Paper No. 9
Presentation Time: 10:15 AM
AN ALTERNATIVE MODEL FOR SHORELINE-PARALLEL, DETACHED SANDSTONES IN THE CRETACEOUS WESTERN INTERIOR SEAWAY BASED on THE FERRON SANDSTONE OF SOUTH-CENTRAL UTAH
Facies analysis of the Upper Cretaceous (Turonian) Ferron Sandstone in the western Henry Mountains of south-central Utah, USA, indicates sediment accumulation in a series of flood-dominated, marine current- and wave-influenced, deltas that were deflected in a shore-parallel (southward) direction. Twelve lithofacies are recognized and interpreted to record an array of delta plain, delta front, prodelta and offshore shelfal depositional environments. Deltas prograded into shallow water, forming mainly sharp-based mouth-bar sand bodies. Mouth bar and delta front sandstone bodies are broad lenses to sheets in the north-south (depositional strike) direction, and many are laterally amalgamated and extensive over distances of several km. The upper delta front was evidently fluidal and prone to failure, leading to the development of rotational slope failures, debris flow-filled gullies, and, in places, growth faults. Paleocurrent data indicate that the regional sediment dispersal direction was eastward.
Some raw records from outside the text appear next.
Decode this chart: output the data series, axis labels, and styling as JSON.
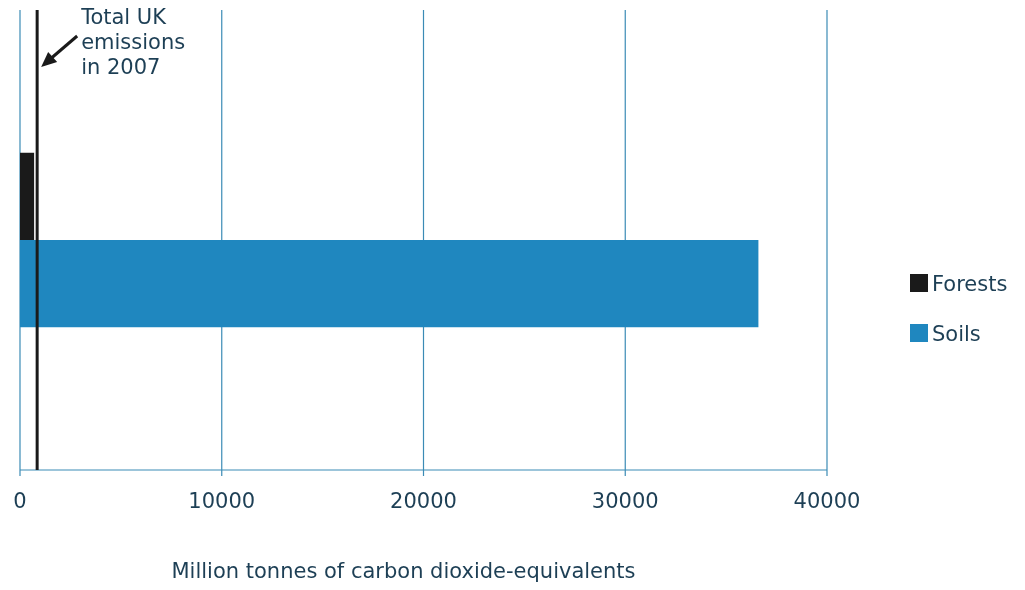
{
  "chart_data": {
    "type": "bar",
    "orientation": "horizontal",
    "categories": [
      null
    ],
    "series": [
      {
        "name": "Forests",
        "color": "#1a1a1a",
        "values": [
          700
        ]
      },
      {
        "name": "Soils",
        "color": "#1f87bf",
        "values": [
          36600
        ]
      }
    ],
    "xlim": [
      0,
      40000
    ],
    "xticks": [
      0,
      10000,
      20000,
      30000,
      40000
    ],
    "xlabel": "Million tonnes of carbon dioxide-equivalents",
    "grid": "x",
    "legend": "right",
    "ref_lines": [
      {
        "axis": "x",
        "value": 850,
        "label": "Total UK emissions in 2007",
        "color": "#1a1a1a"
      }
    ]
  }
}
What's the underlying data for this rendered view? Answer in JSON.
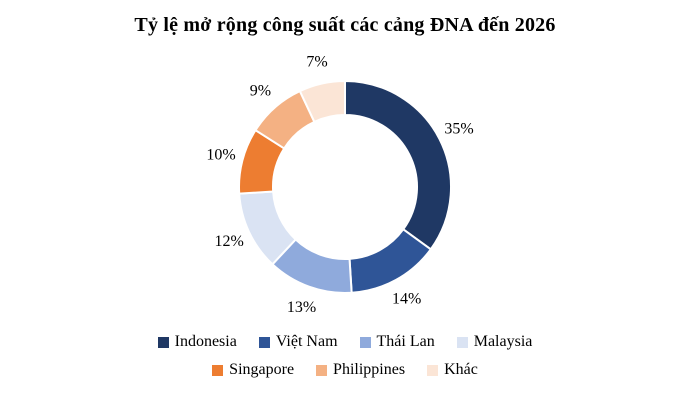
{
  "title": "Tỷ lệ mở rộng công suất các cảng ĐNA đến 2026",
  "chart_data": {
    "type": "pie",
    "subtype": "donut",
    "title": "Tỷ lệ mở rộng công suất các cảng ĐNA đến 2026",
    "categories": [
      "Indonesia",
      "Việt Nam",
      "Thái Lan",
      "Malaysia",
      "Singapore",
      "Philippines",
      "Khác"
    ],
    "values": [
      35,
      14,
      13,
      12,
      10,
      9,
      7
    ],
    "data_labels": [
      "35%",
      "14%",
      "13%",
      "12%",
      "10%",
      "9%",
      "7%"
    ],
    "colors": [
      "#1F3864",
      "#2F5597",
      "#8FAADC",
      "#DAE3F3",
      "#ED7D31",
      "#F4B183",
      "#FBE5D6"
    ],
    "start_angle_deg": 0,
    "direction": "clockwise",
    "legend_position": "bottom",
    "legend_rows": [
      [
        0,
        1,
        2,
        3
      ],
      [
        4,
        5,
        6
      ]
    ],
    "slice_border_color": "#FFFFFF"
  }
}
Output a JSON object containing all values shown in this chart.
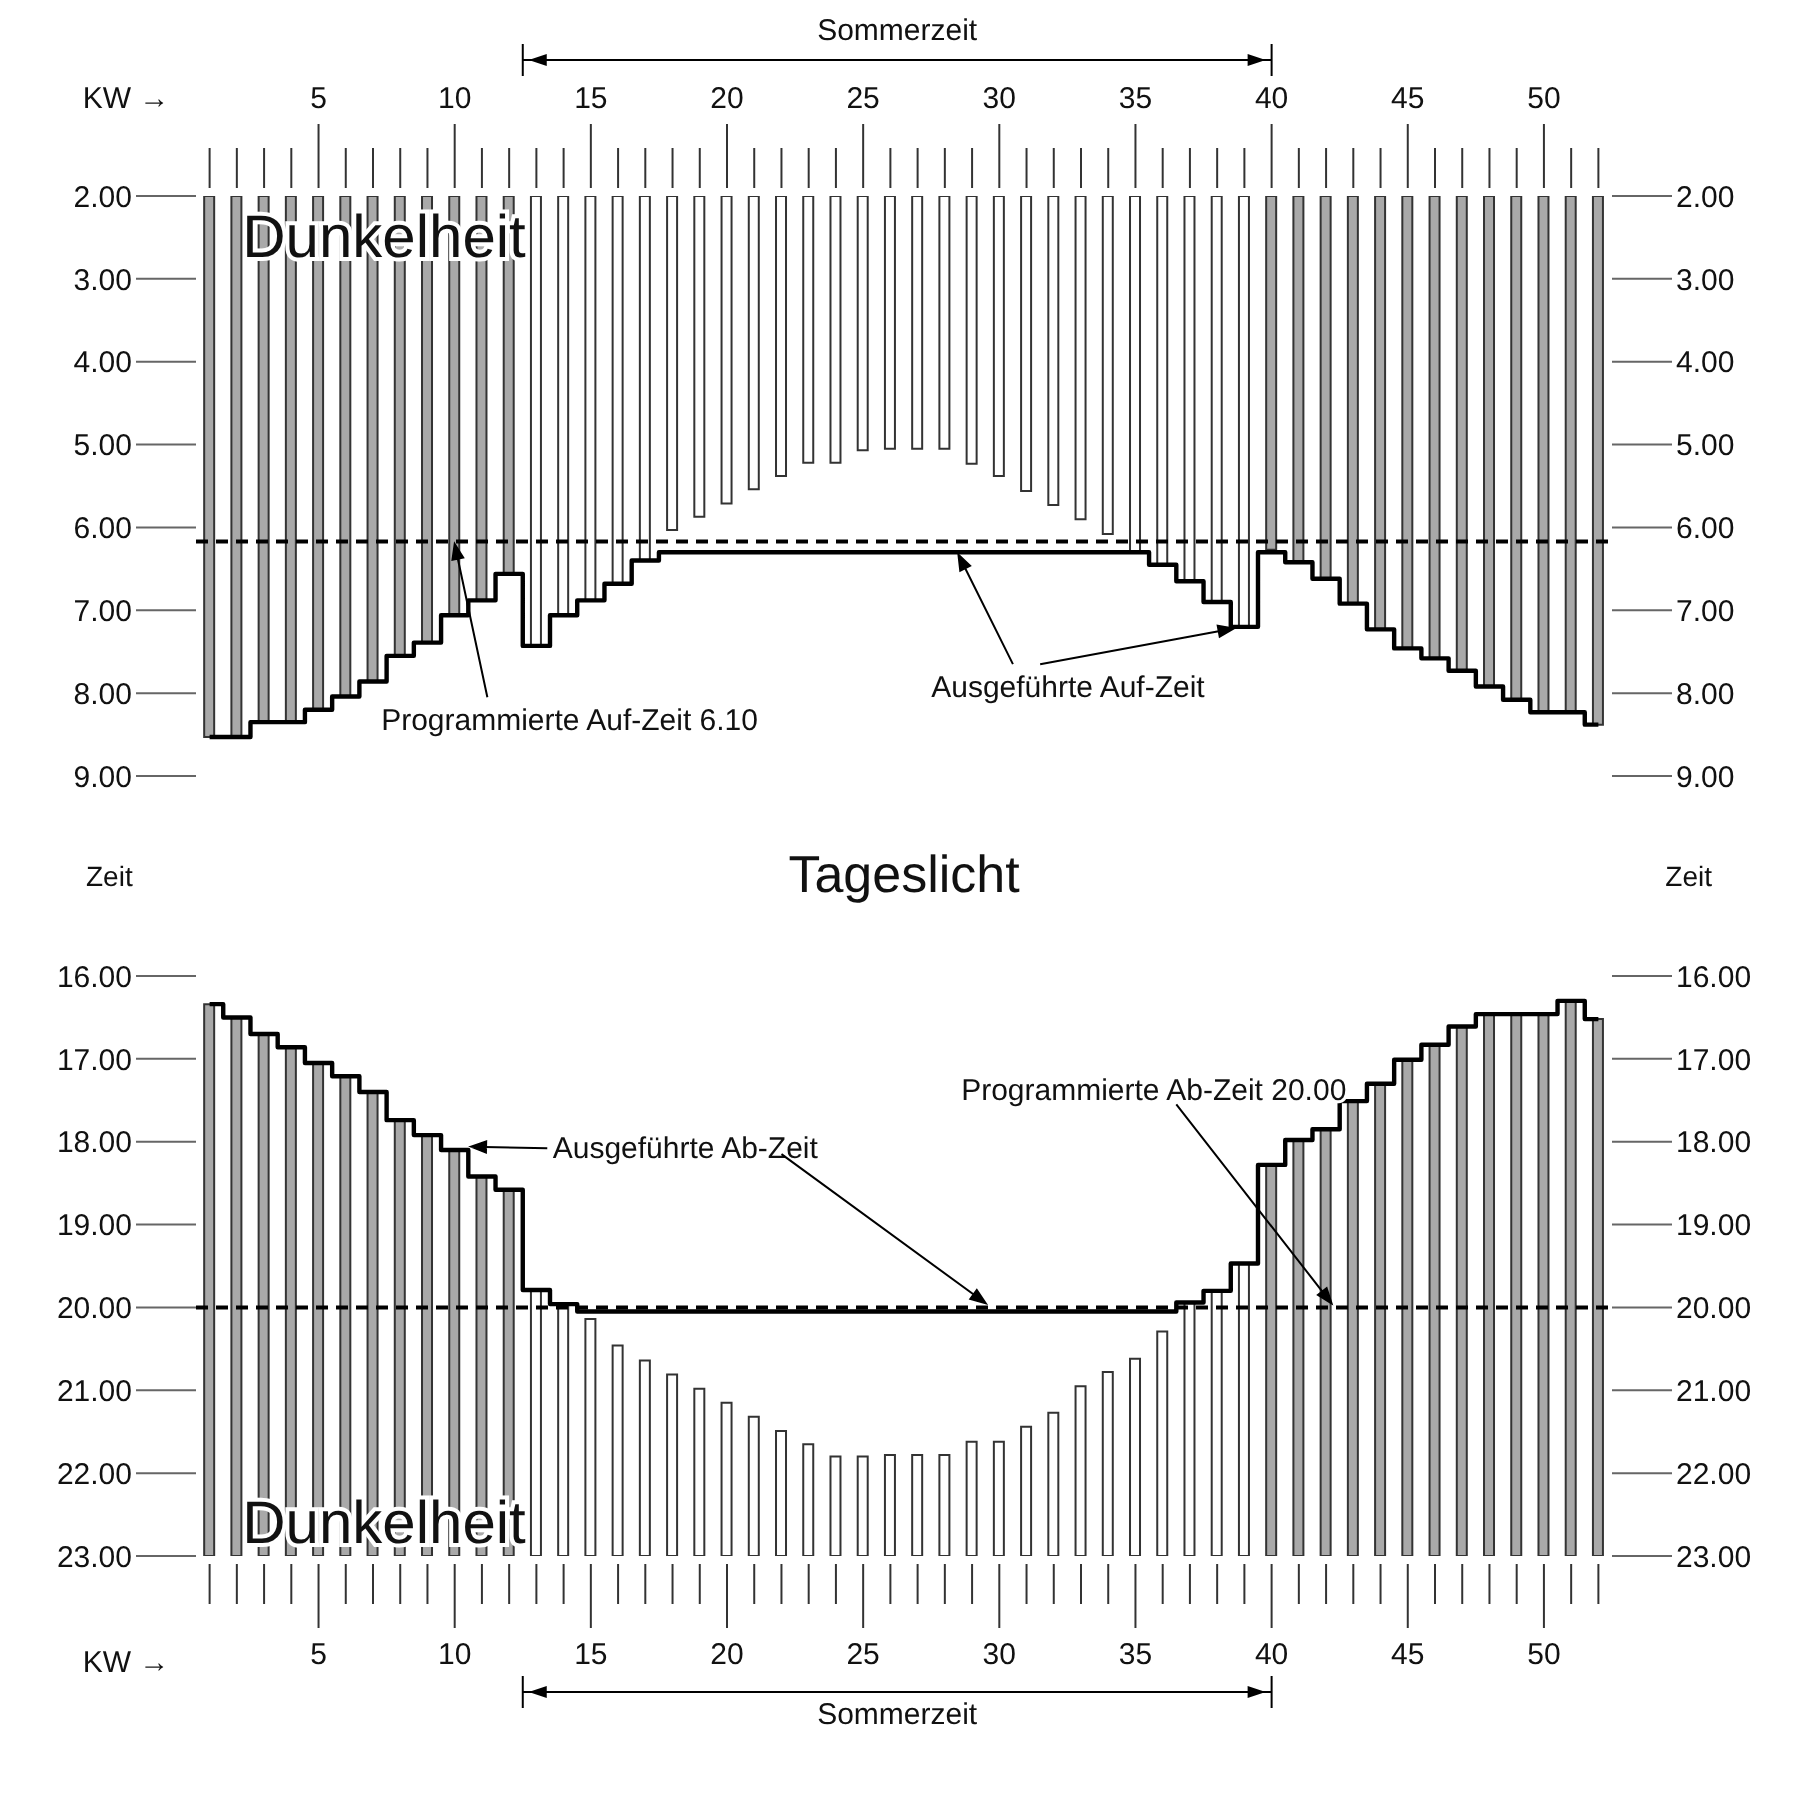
{
  "chart_data": [
    {
      "type": "bar",
      "xlabel": "KW →",
      "ylabel": "Zeit",
      "y2label": "Zeit",
      "categories": [
        null,
        null,
        null,
        null,
        "5",
        null,
        null,
        null,
        null,
        "10",
        null,
        null,
        null,
        null,
        "15",
        null,
        null,
        null,
        null,
        "20",
        null,
        null,
        null,
        null,
        "25",
        null,
        null,
        null,
        null,
        "30",
        null,
        null,
        null,
        null,
        "35",
        null,
        null,
        null,
        null,
        "40",
        null,
        null,
        null,
        null,
        "45",
        null,
        null,
        null,
        null,
        "50",
        null,
        null
      ],
      "series": [
        {
          "base": [
            2,
            2,
            2,
            2,
            2,
            2,
            2,
            2,
            2,
            2,
            2,
            2,
            2,
            2,
            2,
            2,
            2,
            2,
            2,
            2,
            2,
            2,
            2,
            2,
            2,
            2,
            2,
            2,
            2,
            2,
            2,
            2,
            2,
            2,
            2,
            2,
            2,
            2,
            2,
            2,
            2,
            2,
            2,
            2,
            2,
            2,
            2,
            2,
            2,
            2,
            2,
            2
          ],
          "values": [
            6.53,
            6.53,
            6.35,
            6.35,
            6.2,
            6.04,
            5.86,
            5.55,
            5.39,
            5.06,
            4.88,
            4.56,
            5.43,
            5.06,
            4.88,
            4.68,
            4.4,
            4.03,
            3.87,
            3.71,
            3.54,
            3.38,
            3.22,
            3.22,
            3.07,
            3.05,
            3.05,
            3.05,
            3.23,
            3.38,
            3.56,
            3.73,
            3.9,
            4.08,
            4.3,
            4.45,
            4.65,
            4.9,
            5.2,
            4.27,
            4.42,
            4.62,
            4.92,
            5.23,
            5.46,
            5.58,
            5.73,
            5.92,
            6.08,
            6.23,
            6.23,
            6.38
          ],
          "colors": [
            "#a9a9a9",
            "#a9a9a9",
            "#a9a9a9",
            "#a9a9a9",
            "#a9a9a9",
            "#a9a9a9",
            "#a9a9a9",
            "#a9a9a9",
            "#a9a9a9",
            "#a9a9a9",
            "#a9a9a9",
            "#a9a9a9",
            "#ffffff",
            "#ffffff",
            "#ffffff",
            "#ffffff",
            "#ffffff",
            "#ffffff",
            "#ffffff",
            "#ffffff",
            "#ffffff",
            "#ffffff",
            "#ffffff",
            "#ffffff",
            "#ffffff",
            "#ffffff",
            "#ffffff",
            "#ffffff",
            "#ffffff",
            "#ffffff",
            "#ffffff",
            "#ffffff",
            "#ffffff",
            "#ffffff",
            "#ffffff",
            "#ffffff",
            "#ffffff",
            "#ffffff",
            "#ffffff",
            "#a9a9a9",
            "#a9a9a9",
            "#a9a9a9",
            "#a9a9a9",
            "#a9a9a9",
            "#a9a9a9",
            "#a9a9a9",
            "#a9a9a9",
            "#a9a9a9",
            "#a9a9a9",
            "#a9a9a9",
            "#a9a9a9",
            "#a9a9a9"
          ]
        },
        {
          "type": "step",
          "name": "Ausgeführte Auf-Zeit",
          "color": "#000000",
          "values": [
            8.53,
            8.53,
            8.35,
            8.35,
            8.2,
            8.04,
            7.86,
            7.55,
            7.39,
            7.06,
            6.88,
            6.56,
            7.43,
            7.06,
            6.88,
            6.68,
            6.4,
            6.3,
            6.3,
            6.3,
            6.3,
            6.3,
            6.3,
            6.3,
            6.3,
            6.3,
            6.3,
            6.3,
            6.3,
            6.3,
            6.3,
            6.3,
            6.3,
            6.3,
            6.3,
            6.45,
            6.65,
            6.9,
            7.2,
            6.3,
            6.42,
            6.62,
            6.92,
            7.23,
            7.46,
            7.58,
            7.73,
            7.92,
            8.08,
            8.23,
            8.23,
            8.38
          ]
        }
      ],
      "ylim": [
        9,
        2
      ],
      "yticks": [
        {
          "value": 2,
          "label": "2.00"
        },
        {
          "value": 3,
          "label": "3.00"
        },
        {
          "value": 4,
          "label": "4.00"
        },
        {
          "value": 5,
          "label": "5.00"
        },
        {
          "value": 6,
          "label": "6.00"
        },
        {
          "value": 7,
          "label": "7.00"
        },
        {
          "value": 8,
          "label": "8.00"
        },
        {
          "value": 9,
          "label": "9.00"
        }
      ],
      "y2lim": [
        9,
        2
      ],
      "y2ticks": [
        {
          "value": 2,
          "label": "2.00"
        },
        {
          "value": 3,
          "label": "3.00"
        },
        {
          "value": 4,
          "label": "4.00"
        },
        {
          "value": 5,
          "label": "5.00"
        },
        {
          "value": 6,
          "label": "6.00"
        },
        {
          "value": 7,
          "label": "7.00"
        },
        {
          "value": 8,
          "label": "8.00"
        },
        {
          "value": 9,
          "label": "9.00"
        }
      ],
      "ref_lines": [
        {
          "axis": "y",
          "value": 6.17,
          "label": "Programmierte Auf-Zeit 6.10",
          "color": "#000000",
          "line_style": "dashed"
        }
      ],
      "annotations": [
        "Sommerzeit",
        "Dunkelheit",
        "Tageslicht"
      ]
    },
    {
      "type": "bar",
      "xlabel": "KW →",
      "categories": [
        null,
        null,
        null,
        null,
        "5",
        null,
        null,
        null,
        null,
        "10",
        null,
        null,
        null,
        null,
        "15",
        null,
        null,
        null,
        null,
        "20",
        null,
        null,
        null,
        null,
        "25",
        null,
        null,
        null,
        null,
        "30",
        null,
        null,
        null,
        null,
        "35",
        null,
        null,
        null,
        null,
        "40",
        null,
        null,
        null,
        null,
        "45",
        null,
        null,
        null,
        null,
        "50",
        null,
        null
      ],
      "series": [
        {
          "base": [
            23,
            23,
            23,
            23,
            23,
            23,
            23,
            23,
            23,
            23,
            23,
            23,
            23,
            23,
            23,
            23,
            23,
            23,
            23,
            23,
            23,
            23,
            23,
            23,
            23,
            23,
            23,
            23,
            23,
            23,
            23,
            23,
            23,
            23,
            23,
            23,
            23,
            23,
            23,
            23,
            23,
            23,
            23,
            23,
            23,
            23,
            23,
            23,
            23,
            23,
            23,
            23
          ],
          "values": [
            -6.66,
            -6.5,
            -6.3,
            -6.14,
            -5.95,
            -5.79,
            -5.6,
            -5.26,
            -5.08,
            -4.9,
            -4.58,
            -4.42,
            -3.21,
            -3.04,
            -2.86,
            -2.54,
            -2.36,
            -2.19,
            -2.02,
            -1.85,
            -1.68,
            -1.51,
            -1.35,
            -1.2,
            -1.2,
            -1.22,
            -1.22,
            -1.22,
            -1.38,
            -1.38,
            -1.56,
            -1.73,
            -2.05,
            -2.22,
            -2.38,
            -2.71,
            -3.06,
            -3.2,
            -3.53,
            -4.72,
            -5.02,
            -5.15,
            -5.49,
            -5.7,
            -5.99,
            -6.17,
            -6.39,
            -6.54,
            -6.54,
            -6.54,
            -6.7,
            -6.48
          ],
          "colors": [
            "#a9a9a9",
            "#a9a9a9",
            "#a9a9a9",
            "#a9a9a9",
            "#a9a9a9",
            "#a9a9a9",
            "#a9a9a9",
            "#a9a9a9",
            "#a9a9a9",
            "#a9a9a9",
            "#a9a9a9",
            "#a9a9a9",
            "#ffffff",
            "#ffffff",
            "#ffffff",
            "#ffffff",
            "#ffffff",
            "#ffffff",
            "#ffffff",
            "#ffffff",
            "#ffffff",
            "#ffffff",
            "#ffffff",
            "#ffffff",
            "#ffffff",
            "#ffffff",
            "#ffffff",
            "#ffffff",
            "#ffffff",
            "#ffffff",
            "#ffffff",
            "#ffffff",
            "#ffffff",
            "#ffffff",
            "#ffffff",
            "#ffffff",
            "#ffffff",
            "#ffffff",
            "#ffffff",
            "#a9a9a9",
            "#a9a9a9",
            "#a9a9a9",
            "#a9a9a9",
            "#a9a9a9",
            "#a9a9a9",
            "#a9a9a9",
            "#a9a9a9",
            "#a9a9a9",
            "#a9a9a9",
            "#a9a9a9",
            "#a9a9a9",
            "#a9a9a9"
          ]
        },
        {
          "type": "step",
          "name": "Ausgeführte Ab-Zeit",
          "color": "#000000",
          "values": [
            16.34,
            16.5,
            16.7,
            16.86,
            17.05,
            17.21,
            17.4,
            17.74,
            17.92,
            18.1,
            18.42,
            18.58,
            19.79,
            19.96,
            20.05,
            20.05,
            20.05,
            20.05,
            20.05,
            20.05,
            20.05,
            20.05,
            20.05,
            20.05,
            20.05,
            20.05,
            20.05,
            20.05,
            20.05,
            20.05,
            20.05,
            20.05,
            20.05,
            20.05,
            20.05,
            20.05,
            19.94,
            19.8,
            19.47,
            18.28,
            17.98,
            17.85,
            17.51,
            17.3,
            17.01,
            16.83,
            16.61,
            16.46,
            16.46,
            16.46,
            16.3,
            16.52
          ]
        }
      ],
      "ylim": [
        23,
        16
      ],
      "yticks": [
        {
          "value": 16,
          "label": "16.00"
        },
        {
          "value": 17,
          "label": "17.00"
        },
        {
          "value": 18,
          "label": "18.00"
        },
        {
          "value": 19,
          "label": "19.00"
        },
        {
          "value": 20,
          "label": "20.00"
        },
        {
          "value": 21,
          "label": "21.00"
        },
        {
          "value": 22,
          "label": "22.00"
        },
        {
          "value": 23,
          "label": "23.00"
        }
      ],
      "y2lim": [
        23,
        16
      ],
      "y2ticks": [
        {
          "value": 16,
          "label": "16.00"
        },
        {
          "value": 17,
          "label": "17.00"
        },
        {
          "value": 18,
          "label": "18.00"
        },
        {
          "value": 19,
          "label": "19.00"
        },
        {
          "value": 20,
          "label": "20.00"
        },
        {
          "value": 21,
          "label": "21.00"
        },
        {
          "value": 22,
          "label": "22.00"
        },
        {
          "value": 23,
          "label": "23.00"
        }
      ],
      "ref_lines": [
        {
          "axis": "y",
          "value": 20,
          "label": "Programmierte Ab-Zeit 20.00",
          "color": "#000000",
          "line_style": "dashed"
        }
      ],
      "annotations": [
        "Dunkelheit",
        "Sommerzeit"
      ]
    }
  ]
}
Data from delta-front facies, however, suggest that outflow plumes and associated bottom currents were deflected towards the southeast, giving rise to an asymmetric delta planform. The Holocene and modern Burdekin River Delta of NE Australia is considered a close planform, process, and facies analog for the Ferron Notom deltas. The Burdekin Delta and Ferron Sandstone facies assemblages are vertically and laterally heterogeneous, despite being the products of consistent arrays of environmental controls. Adopting a model that incorporates such a degree of heterogeneity may negate the need for multiple depositional models for complex stratigraphic intervals such as the Ferron Sandstone. The facies model also suggests that deltas showing planform asymmetry may be produced by directional growth of delta lobes, rather than by deflection of beach ridges about the river mouth. Such a model of asymmetric delta lobe growth and extension in the direction of dominant longshore sediment transport may help to explain the common occurrence of apparently isolated, elongate and broadly shoreline-parallel sandstone bodies, detached from the contemporaneous shoreline by 10s of km, in the Cretaceous of the North American Western Interior Seaway and elsewhere.